Temer una situación peor, la interrupción del progreso, en caso que desapareciera una nación, es no darse cuenta de lo que son las relaciones internacionales actualmente, y la difusión de las ideas. Hoy se podría dividir una nación, desmembrarla, arrebatarle su nombre, pero no se conseguirá, a menos de exterminarla completamente, transformar su fondo propio que es la diversidad de caracteres, de temperamentos, la misma naturaleza de las razas componentes. Y si la guerra se declarase, todas esas libertades reales o supuestas que se nos atribuyen, no tardarían en quedar suspendidas, amordazada la propaganda socialista, entregada la autoridad al poder militar, y nada tendríamos que envidiar al más completo absolutismo.
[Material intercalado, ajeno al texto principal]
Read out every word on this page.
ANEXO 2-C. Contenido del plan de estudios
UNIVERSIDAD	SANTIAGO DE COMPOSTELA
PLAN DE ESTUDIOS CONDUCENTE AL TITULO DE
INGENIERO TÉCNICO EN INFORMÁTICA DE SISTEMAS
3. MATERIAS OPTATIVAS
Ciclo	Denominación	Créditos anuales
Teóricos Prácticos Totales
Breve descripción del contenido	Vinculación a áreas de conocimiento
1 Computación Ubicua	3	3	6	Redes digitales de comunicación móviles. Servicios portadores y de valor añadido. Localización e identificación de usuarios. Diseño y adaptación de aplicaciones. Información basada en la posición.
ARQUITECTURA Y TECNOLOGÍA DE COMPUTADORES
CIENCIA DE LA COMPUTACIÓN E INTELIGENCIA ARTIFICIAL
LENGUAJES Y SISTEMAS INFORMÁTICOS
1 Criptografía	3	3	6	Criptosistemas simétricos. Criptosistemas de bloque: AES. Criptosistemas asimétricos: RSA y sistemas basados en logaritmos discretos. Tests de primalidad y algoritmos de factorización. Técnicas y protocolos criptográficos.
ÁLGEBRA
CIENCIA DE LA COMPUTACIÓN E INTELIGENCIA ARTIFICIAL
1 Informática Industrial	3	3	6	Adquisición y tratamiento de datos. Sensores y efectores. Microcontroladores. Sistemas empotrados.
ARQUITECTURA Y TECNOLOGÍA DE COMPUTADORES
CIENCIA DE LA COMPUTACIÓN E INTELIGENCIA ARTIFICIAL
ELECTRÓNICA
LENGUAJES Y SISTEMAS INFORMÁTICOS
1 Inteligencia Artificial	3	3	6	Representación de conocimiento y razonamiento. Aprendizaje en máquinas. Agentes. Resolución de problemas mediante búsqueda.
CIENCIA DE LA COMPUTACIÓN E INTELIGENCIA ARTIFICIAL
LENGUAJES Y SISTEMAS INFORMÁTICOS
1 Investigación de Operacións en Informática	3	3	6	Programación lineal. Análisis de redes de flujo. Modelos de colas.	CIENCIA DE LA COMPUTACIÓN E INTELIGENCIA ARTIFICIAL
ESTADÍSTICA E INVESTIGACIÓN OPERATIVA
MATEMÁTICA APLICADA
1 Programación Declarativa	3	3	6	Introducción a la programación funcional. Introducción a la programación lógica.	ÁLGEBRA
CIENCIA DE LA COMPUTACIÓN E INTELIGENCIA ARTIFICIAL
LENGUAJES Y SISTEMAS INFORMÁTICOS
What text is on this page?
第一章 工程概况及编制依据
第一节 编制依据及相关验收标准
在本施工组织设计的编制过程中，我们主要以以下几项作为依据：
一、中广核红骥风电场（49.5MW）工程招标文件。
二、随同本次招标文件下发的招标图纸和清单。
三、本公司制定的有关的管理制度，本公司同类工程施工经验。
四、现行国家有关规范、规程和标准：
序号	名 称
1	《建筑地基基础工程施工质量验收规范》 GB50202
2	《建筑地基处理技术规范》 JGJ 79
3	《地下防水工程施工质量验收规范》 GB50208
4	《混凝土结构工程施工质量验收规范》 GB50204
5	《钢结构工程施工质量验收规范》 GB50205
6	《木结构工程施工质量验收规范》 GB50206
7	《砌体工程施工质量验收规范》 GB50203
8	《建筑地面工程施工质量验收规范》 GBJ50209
Por lo tanto, la guerra no puede producir nada bueno para el trabajador; ningún interés tenemos en ella, nada que defender más que nuestro pellejo; pues defendámoslo mejor no exponiéndonos neciamente a que lo agujereen, para mayor ganancia. de quienes nos explotan y gobiernan.

Los burgueses están interesados en la guerra, que les permite conservar las armas con que dominan al pueblo y defienden sus instituciones; con ella imponen los productos de su industria, a cañonazos abren nuevas salidas, ellos solos cubren los empréstitos que la guerra necesita y cuyas costas paga el trabajador. Bátanse, pues, los burgueses, si quieren, que a nosotros nada nos importa. Además, rebelémonos de una vez, pongamos en peligro la existencia de los privilegios burgueses, y no tardaremos en verlos (aunque nos predican el patriotismo) acudir al auxilio de los ejércitos de sus congéneres alemanes, rusos o de otra cualquier parte. Son como Voltaire: no creía en Dios, pero la religión le parecía necesaria para el pueblo bajo; ellos tienen fronteras para sus esclavos, pero se burlan de ellas cuando conviene a sus intereses.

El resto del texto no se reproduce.